The court’s conclusion that AS 18.60.-670(1) offers no additional protection beyond that mandated by AS 18.60.670(2) is correct, as those two subsections are interpreted by the court. I believe this interpretation to be a rejection of the very purpose for which the statute was enacted. The trial court’s interpretation may be gleaned from reading AS 18.60.670 as a whole. It is the preferable interpretation in light of the statute’s recognized purpose of ensuring a safe workplace.
. There is little evidence in the legislative history of AS 18.60.670(1) that suggests what the legislature intended. The court believes that the legislative intent of subsection 670(1) can be inferred from another section, AS 18.60.675. Alaska Statute 18.60.675 requires that "equipment ... any part of which is capable of vertical, lateral, or swinging motion” carry a prominent warning sign that states: "It is unlawful to operate this equipment within ten feet of high voltage lines.”
However, this warning could also originate from the language of subsection 670(2). I do not believe that this brief warning is conclusive of the effect of AS 18.60.670 or dispositive of the effect of subsection (1) specifically.
.I note the court’s concern for the grammatical "ineffectiveness” of the sentence that would result from the Estate’s construction. Ironically the court does not show the same concern for the practical ineffectiveness of the statute which results from its interpretation. Likewise, the court is willing to look to subsection (2) to analyze sentence construction, yet disregards that subsection in interpreting subsection (1).
. It is theoretically possible to avoid the redundancy by differentiating between "place,” the verb used in subsection (1), and "store, operate, erect, maintain, move, or transport,” the verbs used in subsection (2).
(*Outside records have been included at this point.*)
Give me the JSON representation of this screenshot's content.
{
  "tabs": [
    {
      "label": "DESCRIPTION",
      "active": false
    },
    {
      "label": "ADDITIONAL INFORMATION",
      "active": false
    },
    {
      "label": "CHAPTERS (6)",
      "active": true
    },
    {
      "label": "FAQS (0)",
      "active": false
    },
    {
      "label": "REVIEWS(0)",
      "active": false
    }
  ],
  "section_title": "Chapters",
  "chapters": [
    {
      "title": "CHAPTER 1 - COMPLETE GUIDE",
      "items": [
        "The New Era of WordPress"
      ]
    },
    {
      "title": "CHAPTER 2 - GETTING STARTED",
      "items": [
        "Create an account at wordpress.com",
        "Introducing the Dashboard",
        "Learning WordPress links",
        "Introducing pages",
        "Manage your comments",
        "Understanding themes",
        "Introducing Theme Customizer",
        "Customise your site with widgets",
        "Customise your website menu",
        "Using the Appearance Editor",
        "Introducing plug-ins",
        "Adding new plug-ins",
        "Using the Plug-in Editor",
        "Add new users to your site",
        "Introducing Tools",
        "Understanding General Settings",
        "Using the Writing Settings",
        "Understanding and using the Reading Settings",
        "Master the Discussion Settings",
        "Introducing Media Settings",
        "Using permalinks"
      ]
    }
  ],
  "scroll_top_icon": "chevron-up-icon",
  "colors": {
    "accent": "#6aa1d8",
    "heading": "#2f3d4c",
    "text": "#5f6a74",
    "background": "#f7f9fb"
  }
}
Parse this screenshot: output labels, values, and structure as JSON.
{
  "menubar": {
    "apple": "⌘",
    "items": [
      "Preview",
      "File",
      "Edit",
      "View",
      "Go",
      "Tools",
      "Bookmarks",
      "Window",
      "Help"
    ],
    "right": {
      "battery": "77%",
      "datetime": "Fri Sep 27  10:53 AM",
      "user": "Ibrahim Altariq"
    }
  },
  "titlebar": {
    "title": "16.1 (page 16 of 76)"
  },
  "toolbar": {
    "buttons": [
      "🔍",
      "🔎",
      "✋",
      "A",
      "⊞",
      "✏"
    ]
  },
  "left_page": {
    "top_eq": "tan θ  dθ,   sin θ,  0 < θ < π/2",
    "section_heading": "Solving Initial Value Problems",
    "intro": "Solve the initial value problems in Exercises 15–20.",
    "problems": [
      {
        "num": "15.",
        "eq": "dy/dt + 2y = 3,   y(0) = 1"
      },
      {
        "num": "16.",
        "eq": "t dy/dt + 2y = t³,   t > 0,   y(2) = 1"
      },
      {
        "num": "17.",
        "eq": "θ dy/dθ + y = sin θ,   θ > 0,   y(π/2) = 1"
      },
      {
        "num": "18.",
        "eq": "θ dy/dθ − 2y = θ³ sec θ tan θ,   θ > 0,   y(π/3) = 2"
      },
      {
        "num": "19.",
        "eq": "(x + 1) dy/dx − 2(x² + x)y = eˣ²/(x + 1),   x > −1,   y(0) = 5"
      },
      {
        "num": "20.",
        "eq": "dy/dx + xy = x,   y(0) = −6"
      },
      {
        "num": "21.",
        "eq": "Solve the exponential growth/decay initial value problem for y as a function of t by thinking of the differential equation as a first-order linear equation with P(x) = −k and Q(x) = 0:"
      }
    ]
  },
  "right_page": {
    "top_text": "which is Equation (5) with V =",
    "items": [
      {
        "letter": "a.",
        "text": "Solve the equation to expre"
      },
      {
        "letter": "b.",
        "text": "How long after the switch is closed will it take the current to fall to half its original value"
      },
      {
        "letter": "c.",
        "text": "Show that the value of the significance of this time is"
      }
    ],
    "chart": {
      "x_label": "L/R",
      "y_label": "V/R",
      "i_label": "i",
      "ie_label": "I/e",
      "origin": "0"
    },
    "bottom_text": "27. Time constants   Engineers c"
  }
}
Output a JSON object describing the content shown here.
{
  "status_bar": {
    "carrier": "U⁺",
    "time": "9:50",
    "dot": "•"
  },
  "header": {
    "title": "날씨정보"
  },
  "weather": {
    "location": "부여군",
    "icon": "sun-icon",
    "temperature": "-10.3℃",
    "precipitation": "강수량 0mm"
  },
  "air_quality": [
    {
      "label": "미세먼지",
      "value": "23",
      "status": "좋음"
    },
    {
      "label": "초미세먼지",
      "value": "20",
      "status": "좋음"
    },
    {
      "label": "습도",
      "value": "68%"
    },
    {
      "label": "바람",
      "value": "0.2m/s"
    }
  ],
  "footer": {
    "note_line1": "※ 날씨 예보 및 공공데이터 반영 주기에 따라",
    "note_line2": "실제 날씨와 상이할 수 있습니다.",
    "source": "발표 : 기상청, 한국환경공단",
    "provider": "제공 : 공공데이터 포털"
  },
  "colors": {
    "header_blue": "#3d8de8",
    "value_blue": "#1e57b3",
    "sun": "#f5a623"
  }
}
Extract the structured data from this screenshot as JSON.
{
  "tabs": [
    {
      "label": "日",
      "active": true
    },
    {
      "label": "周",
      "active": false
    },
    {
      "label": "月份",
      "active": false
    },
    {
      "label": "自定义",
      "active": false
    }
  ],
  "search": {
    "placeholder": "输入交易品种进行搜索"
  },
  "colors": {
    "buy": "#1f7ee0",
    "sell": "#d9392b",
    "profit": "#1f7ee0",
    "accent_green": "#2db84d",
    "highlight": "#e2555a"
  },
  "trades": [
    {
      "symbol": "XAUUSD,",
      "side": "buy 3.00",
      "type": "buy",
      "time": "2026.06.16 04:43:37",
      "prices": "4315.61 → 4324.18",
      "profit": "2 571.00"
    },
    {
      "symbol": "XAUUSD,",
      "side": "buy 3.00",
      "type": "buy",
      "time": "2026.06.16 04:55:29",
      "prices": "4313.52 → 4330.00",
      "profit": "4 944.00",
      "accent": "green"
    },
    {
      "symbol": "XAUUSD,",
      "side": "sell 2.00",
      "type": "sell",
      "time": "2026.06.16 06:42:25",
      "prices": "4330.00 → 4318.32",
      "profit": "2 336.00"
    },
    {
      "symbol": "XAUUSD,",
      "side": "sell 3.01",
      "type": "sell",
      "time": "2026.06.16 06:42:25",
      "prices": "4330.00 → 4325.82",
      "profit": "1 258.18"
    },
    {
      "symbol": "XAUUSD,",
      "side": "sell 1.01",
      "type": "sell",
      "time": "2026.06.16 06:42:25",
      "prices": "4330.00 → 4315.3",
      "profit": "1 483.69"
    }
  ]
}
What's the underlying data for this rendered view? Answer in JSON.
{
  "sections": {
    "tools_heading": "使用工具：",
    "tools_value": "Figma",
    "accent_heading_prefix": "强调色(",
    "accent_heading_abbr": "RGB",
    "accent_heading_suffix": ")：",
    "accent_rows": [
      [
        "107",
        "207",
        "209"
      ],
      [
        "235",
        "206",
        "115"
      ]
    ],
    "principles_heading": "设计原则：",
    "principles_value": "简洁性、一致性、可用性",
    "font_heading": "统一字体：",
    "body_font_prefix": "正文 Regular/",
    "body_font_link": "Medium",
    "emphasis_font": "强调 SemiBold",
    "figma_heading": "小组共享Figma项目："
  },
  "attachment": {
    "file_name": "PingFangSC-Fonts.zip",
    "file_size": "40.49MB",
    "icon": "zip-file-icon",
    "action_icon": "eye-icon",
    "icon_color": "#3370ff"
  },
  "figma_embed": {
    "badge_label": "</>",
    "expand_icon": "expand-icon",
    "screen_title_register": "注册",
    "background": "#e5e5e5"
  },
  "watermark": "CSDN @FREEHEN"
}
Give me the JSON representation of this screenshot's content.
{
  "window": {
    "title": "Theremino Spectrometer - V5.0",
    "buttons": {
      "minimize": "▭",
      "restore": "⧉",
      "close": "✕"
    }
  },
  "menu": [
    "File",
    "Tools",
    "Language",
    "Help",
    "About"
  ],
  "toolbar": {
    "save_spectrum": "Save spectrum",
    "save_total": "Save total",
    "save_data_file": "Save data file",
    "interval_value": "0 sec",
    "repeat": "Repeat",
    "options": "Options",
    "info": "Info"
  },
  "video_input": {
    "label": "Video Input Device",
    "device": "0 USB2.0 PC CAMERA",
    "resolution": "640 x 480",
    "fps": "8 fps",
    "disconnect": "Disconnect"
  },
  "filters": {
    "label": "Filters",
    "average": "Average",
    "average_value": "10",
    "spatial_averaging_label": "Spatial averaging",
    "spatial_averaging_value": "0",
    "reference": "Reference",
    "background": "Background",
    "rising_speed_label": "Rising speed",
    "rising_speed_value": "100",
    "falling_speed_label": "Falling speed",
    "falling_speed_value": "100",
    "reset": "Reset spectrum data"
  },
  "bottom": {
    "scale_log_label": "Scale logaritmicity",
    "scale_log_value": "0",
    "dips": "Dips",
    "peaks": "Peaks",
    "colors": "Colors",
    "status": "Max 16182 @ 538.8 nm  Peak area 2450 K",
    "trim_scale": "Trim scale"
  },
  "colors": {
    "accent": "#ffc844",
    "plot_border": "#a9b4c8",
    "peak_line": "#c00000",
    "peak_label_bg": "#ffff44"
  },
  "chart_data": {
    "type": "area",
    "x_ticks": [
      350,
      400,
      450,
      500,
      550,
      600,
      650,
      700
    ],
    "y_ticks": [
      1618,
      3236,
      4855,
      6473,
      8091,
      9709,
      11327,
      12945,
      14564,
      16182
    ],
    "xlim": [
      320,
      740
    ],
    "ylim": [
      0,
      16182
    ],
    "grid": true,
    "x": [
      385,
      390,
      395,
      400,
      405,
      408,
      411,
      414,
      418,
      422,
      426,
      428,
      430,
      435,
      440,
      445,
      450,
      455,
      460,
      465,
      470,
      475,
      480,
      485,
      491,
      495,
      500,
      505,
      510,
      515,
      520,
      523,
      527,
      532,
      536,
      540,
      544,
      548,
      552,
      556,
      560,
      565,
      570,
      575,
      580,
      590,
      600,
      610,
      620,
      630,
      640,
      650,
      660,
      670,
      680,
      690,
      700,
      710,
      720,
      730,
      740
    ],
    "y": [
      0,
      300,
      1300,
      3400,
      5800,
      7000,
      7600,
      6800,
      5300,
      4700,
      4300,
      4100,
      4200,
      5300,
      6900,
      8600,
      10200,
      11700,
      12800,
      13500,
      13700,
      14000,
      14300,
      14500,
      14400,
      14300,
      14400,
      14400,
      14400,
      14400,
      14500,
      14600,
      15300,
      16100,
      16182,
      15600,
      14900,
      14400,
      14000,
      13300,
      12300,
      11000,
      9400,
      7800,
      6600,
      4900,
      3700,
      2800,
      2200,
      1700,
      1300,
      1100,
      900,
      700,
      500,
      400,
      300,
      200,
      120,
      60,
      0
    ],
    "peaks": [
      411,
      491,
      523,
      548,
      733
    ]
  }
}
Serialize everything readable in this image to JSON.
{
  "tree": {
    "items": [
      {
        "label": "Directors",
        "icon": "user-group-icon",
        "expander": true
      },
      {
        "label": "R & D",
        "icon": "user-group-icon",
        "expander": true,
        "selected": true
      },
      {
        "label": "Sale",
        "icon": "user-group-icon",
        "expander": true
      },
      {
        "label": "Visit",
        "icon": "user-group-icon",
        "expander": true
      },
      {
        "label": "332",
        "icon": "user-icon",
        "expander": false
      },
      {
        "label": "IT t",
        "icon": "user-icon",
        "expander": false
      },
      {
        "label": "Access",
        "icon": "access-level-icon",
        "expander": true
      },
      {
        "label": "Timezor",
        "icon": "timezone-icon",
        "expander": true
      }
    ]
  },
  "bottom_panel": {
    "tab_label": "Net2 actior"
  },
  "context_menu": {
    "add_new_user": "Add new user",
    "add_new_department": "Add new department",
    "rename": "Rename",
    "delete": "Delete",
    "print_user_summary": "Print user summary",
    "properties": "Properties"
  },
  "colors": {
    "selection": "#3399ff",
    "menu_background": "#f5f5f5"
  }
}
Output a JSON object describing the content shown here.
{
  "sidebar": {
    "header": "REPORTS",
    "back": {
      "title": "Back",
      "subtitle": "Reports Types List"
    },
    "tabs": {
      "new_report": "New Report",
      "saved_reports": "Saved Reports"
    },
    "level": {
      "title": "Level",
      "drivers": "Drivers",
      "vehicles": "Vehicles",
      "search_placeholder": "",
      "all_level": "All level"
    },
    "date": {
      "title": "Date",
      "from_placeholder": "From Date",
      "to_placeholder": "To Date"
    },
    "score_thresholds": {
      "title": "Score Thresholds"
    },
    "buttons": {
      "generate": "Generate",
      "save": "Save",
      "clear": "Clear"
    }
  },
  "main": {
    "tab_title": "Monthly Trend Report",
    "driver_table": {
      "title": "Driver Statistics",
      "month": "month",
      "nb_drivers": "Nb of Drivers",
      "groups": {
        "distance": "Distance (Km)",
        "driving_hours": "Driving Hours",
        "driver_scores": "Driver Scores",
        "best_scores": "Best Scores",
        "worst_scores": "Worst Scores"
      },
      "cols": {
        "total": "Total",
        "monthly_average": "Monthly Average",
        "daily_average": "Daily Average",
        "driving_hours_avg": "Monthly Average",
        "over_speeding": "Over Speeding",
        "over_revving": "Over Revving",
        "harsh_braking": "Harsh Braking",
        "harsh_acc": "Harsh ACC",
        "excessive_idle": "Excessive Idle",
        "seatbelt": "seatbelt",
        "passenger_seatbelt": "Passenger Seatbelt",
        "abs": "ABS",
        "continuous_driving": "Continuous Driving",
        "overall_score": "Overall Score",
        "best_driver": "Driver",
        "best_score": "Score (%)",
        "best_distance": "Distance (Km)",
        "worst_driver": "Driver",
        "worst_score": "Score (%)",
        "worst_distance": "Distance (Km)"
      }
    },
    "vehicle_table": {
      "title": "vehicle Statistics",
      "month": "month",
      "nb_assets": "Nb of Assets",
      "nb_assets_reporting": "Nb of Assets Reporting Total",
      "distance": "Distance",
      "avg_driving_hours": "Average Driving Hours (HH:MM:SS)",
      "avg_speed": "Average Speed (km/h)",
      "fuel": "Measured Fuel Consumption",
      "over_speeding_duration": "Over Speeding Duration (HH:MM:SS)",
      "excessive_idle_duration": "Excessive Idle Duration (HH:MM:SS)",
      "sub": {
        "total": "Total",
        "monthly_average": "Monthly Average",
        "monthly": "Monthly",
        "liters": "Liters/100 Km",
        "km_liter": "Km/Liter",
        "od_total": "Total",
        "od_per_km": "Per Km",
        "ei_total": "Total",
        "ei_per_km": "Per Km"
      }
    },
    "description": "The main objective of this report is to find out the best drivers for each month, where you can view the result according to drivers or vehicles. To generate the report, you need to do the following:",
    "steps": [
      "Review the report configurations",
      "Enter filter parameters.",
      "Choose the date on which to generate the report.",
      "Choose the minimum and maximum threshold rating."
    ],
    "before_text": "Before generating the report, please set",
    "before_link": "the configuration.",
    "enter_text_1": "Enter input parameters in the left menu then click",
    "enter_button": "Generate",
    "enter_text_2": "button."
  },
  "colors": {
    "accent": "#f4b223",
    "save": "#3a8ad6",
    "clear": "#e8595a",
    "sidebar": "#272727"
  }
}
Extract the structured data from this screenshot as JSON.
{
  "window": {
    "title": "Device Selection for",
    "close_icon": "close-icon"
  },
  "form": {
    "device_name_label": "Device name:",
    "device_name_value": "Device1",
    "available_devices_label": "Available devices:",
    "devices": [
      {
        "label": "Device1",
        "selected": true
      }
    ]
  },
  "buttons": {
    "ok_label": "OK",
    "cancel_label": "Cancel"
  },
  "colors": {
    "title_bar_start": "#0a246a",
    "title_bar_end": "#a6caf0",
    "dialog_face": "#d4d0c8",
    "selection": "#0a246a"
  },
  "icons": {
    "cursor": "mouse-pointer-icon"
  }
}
However, I cannot imagine a situation in which this difference would have any effect.
. Applying the court’s version of the statute to a hypothetical situation, it is apparent that the ten foot buffer is a truly minimal "margin of safe*1049ty." In fact, a few simple calculations reveal that subsection (1), as interpreted by the court, provides almost nothing to the workers it was intended to protect. Assuming that electrical wires are 30 feet above the base of the boom, use of an 80 foot boom yields the following results. With a ten foot buffer, the safe rotation range would be 195 degrees, exposing 147 feet of the electrical line to contact with the boom. In contrast, a five foot buffer would yield a safe rotation range of 188 degrees, exposing 148 feet of the electrical line to contact with the boom. If there were no buffer at all, the safe rotation range would be 180 degrees, exposing 148 feet of the electrical line to contact with the boom.
. The court cites affidavits by two of HEA’s experts, Michael Harbaugh and Terry Miller, in support of its efficiency concerns. In doing so, the court misconstrues HEA’s arguments and its reliance on these experts. Harbaugh testified solely as to the safety implications of the trial court's interpretation, and Miller testified only as to prevailing industry practices. Neither expert discussed competing “efficiency concerns,” or "heavier burdens for the construction industry.”
. The court implies several times that the Estate concedes there is but one "literal interpretation." The Estate is not urging that a non-literal interpretation be adopted, but only that the trial court’s reading is also a "literal interpretation.”